A few examples of just a few of the type of limitless sports/learning combinations:
Baseball Gallery: Physics of a curve ball; how a radar gun works; the dangers of steroids; wood vs. metal bats; what is it like to face a 100MPH fastball? What’s inside a baseball and why?
Football: How a broken tibia heals; How much food do they need at the Super Bowl? What is the economic impact of a major sports team on a city?
Basketball: What muscles help people jump higher? How does our brain make our legs jump? How does air pressure affect a basketball?
Hockey: What happens when you lose a tooth by force? How do they make all that ice and keep it frozen? How a Zamboni works.
Golf: How that little ball travels so far; Racism and sexism in golf and country clubs.
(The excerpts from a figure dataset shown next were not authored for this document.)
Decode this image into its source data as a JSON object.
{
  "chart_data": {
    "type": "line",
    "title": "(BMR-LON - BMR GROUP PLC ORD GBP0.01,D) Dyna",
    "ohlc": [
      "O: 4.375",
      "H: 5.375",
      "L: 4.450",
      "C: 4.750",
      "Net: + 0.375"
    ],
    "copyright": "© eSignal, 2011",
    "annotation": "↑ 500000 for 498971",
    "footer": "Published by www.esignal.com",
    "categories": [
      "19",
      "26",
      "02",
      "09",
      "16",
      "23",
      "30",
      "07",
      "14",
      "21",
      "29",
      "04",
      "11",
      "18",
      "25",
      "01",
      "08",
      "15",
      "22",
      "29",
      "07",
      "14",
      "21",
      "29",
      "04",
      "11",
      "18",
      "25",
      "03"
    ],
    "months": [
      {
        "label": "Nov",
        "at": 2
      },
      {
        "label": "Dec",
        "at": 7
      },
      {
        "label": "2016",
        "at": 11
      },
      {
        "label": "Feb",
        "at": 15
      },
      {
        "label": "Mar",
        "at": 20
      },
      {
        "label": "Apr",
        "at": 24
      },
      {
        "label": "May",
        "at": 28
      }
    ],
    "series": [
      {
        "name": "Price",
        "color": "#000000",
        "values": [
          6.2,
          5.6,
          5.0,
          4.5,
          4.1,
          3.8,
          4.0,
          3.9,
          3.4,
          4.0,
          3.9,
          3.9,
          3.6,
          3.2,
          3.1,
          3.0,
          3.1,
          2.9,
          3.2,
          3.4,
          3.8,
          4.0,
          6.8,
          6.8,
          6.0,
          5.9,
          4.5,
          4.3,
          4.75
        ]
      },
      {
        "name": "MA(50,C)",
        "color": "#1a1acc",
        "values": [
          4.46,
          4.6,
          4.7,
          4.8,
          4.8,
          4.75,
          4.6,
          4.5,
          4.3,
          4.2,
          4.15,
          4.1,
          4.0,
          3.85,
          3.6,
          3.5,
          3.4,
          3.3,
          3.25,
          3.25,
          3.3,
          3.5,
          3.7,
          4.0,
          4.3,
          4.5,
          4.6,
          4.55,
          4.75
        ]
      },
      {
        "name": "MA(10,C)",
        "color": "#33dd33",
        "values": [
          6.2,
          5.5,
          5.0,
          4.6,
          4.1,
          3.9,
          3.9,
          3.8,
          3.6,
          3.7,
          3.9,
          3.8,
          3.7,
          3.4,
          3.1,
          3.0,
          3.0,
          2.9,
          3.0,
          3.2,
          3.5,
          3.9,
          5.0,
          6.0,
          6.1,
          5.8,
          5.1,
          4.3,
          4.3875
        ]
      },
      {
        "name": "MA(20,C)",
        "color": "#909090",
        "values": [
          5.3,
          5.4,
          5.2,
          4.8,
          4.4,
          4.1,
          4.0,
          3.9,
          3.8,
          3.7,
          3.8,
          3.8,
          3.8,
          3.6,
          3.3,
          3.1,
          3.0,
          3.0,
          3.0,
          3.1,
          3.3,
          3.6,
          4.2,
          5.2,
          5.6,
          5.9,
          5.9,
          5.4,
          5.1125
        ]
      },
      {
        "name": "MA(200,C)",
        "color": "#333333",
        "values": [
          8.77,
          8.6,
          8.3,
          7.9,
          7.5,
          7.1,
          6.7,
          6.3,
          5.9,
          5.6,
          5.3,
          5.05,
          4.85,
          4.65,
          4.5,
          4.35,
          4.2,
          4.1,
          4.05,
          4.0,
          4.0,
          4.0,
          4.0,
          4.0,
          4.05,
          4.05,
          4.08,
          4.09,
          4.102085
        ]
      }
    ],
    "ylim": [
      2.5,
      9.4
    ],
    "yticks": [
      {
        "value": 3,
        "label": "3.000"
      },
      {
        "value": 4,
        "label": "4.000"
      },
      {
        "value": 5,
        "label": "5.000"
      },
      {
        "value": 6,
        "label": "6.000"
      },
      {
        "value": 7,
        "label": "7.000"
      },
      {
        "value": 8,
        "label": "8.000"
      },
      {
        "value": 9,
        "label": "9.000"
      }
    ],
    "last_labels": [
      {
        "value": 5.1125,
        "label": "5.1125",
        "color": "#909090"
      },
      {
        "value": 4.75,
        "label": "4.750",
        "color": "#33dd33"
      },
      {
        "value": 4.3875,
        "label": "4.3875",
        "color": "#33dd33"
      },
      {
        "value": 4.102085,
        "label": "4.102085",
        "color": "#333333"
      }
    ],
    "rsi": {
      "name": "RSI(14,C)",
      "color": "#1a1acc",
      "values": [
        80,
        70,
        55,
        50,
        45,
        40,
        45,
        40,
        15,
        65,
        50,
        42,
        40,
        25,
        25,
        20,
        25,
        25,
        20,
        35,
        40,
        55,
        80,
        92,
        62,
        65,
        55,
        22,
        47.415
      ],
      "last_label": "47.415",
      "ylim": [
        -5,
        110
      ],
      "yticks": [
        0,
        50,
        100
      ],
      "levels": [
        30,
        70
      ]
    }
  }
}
Olympics - Politics and the Olympics (Nazis, Jessie Owens, 1968 Black Power Salute, American Boycott in 1980; Munich Massacre); caloric intake for swimmers; swimming suit technology.
Tennis: What is tennis elbow? Why do graphite racquets make the ball go faster than the old wooden racquets? Why do so many players grunt?
Auto Racing: The first race car vs. today’s race car; Fire protection in auto racing; how a car’s combustion engine works.
Boxing: The growing epidemic of concussions; Muhammad Ali’s protest of the Vietnam war.
Health & Fitness: Why exercise matters; how lungs work; nutrition.
Lessons from Sports movies: League of Their Own (gender equality); Eight Men Out (crime in sports); Remember the Titans (race relations in the 1960s and 1970s); Moneyball (statistics)
Sports we don’t play in the US: Cricket; curling; Sumo wrestling, others.